The previously prepared ``IONS+CENTERS_cell.xyz`` and ``methanol.mol`` are used for training ML models. As methanol has ``CH``, ``CO``, ``OH`` bonds and ``O`` lone pair, we have to train four independent ML models. The input file for ``CPtrain.py`` is given in ``yaml`` format. 
The input file for the CH bond is as follows.

.. code-block:: yaml
    :caption: input.yaml

    model:
    modelname: model_ch  # specify name
    nfeature:  48        # length of descriptor
    M:         20        # M  (embedding matrix size)
    Mb:        6         # Mb (embedding matrix size, smaller than M)

    learning_rate:
    type: fix

    loss:
    type: mse        # mean square error

    data:
    type: xyz
    file: 
        - "../cpmd/IONS+CENTERS+cell_sorted_merge.xyz"
    itp_file: methanol.mol
    bond_type: CH # CH, CO, OH, O

    traininig:
    device:     cpu # Torch device (cpu/mps/cuda)
    batch_size: 32  # batch size for training 
    validation_vatch_size: 32 # batch size for validation
    max_epochs: 50
    learnint_rate: 1e-2 # starting learning rate
    n_train:   9000    # the number of training data
    n_val:     1000    # the number of validation data
    modeldir:  model_ch # directory to save models
    restart:   False    # If restart training 


For gas systems, we can reduce the model size without losing accuracy. We chose ``nfeature=48`` so that all the atoms are included in the descriptors.

Then, you can train the CH bond model 

.. code-block:: bash

    $CPtrain.py train -i input.yaml

After the training, RMSE should be about ``0.001[D]`` to ``0.01[D]`` for isolated systems.
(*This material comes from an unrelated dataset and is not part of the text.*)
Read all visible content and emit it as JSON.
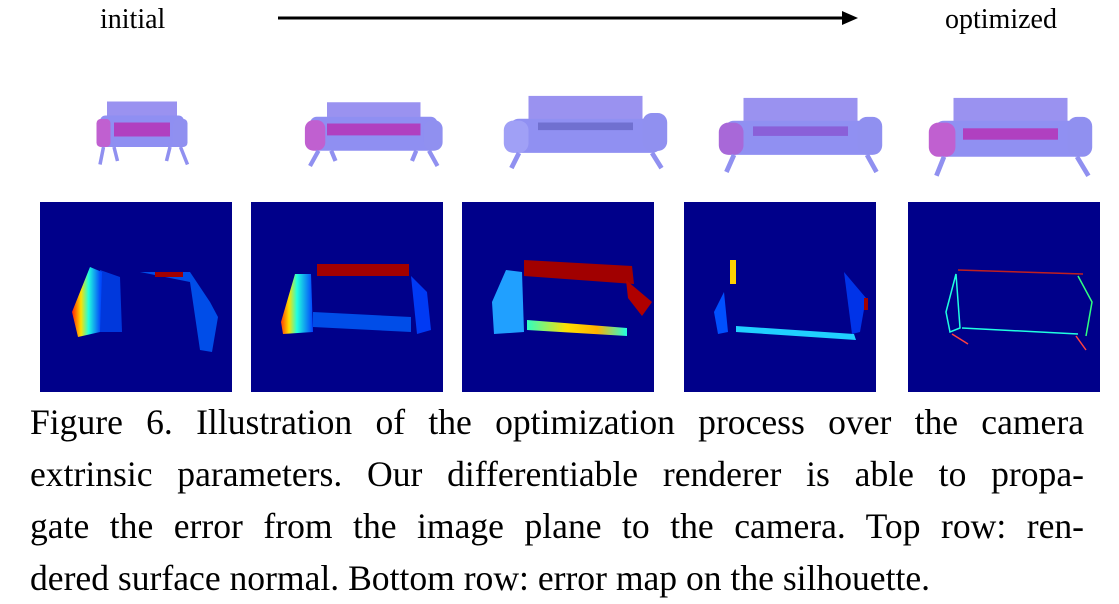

Next, you can change ``modelname``, ``bond_type``, and ``modeldir`` to corresponding bonds, and re-run ``CPtrain.py`` to train other 4 models.


Test a model
==================

We can check the quality of the trained model as follows. 

.. code-block:: bash

    $CPtrain.py test -m chmodel_test/model_ch_python.pt -x ../cpmd/IONS+CENTERS_cell.xyz -i ../make_xyz/methanol.mol


***********************************
Calculate molecular dipole moment
***********************************

Let us go to the ``pred/`` directory. Finally, we will calculate the average molecular dipole moment of methanol. The experimental value is ``1.62[D]``.
For this purpose, we invoke C++ interface with the following input. The calculation of molecular dipole moments is done without specifying any flag. 

.. code-block:: yaml
    :caption: config.yaml

    general:
        itpfilename: methanol.acpype/input_GMX.mol
        bondfilename: methanol.mol
        savedir: pred_dipole/
        temperature: 300
        timestep: 0.484
    descriptor:
        calc: 1
        directory: ./
        xyzfilename: IONS+CENTERS+cell_sorted_merge.xyz
        savedir: pred_dipole/
        descmode: 2
        desctype: allinone
        haswannier: 1
        interval: 1
        desc_coh: 0
    predict:
        calc: 1
        desc_dir: dipole_10ps/
        model_dir: model_rotate_methanol/
        modelmode: rotate
        bondspecies: 4
        save_truey: 0

We perform the calculation 

.. code-block:: bash

    dieltools.x 

The corresponding output file is ``DIELCONST``, which contains the mean molecular dipole moment, and ``molecule_dipole.txt``, which involve all the molecular dipole moments along the MD trajectory.
We can see the mean absolute dipole moment as 

.. code-block:: bash

    $cat DIELCONST

and we confirmed that the simulated value well agrees with the experimental one.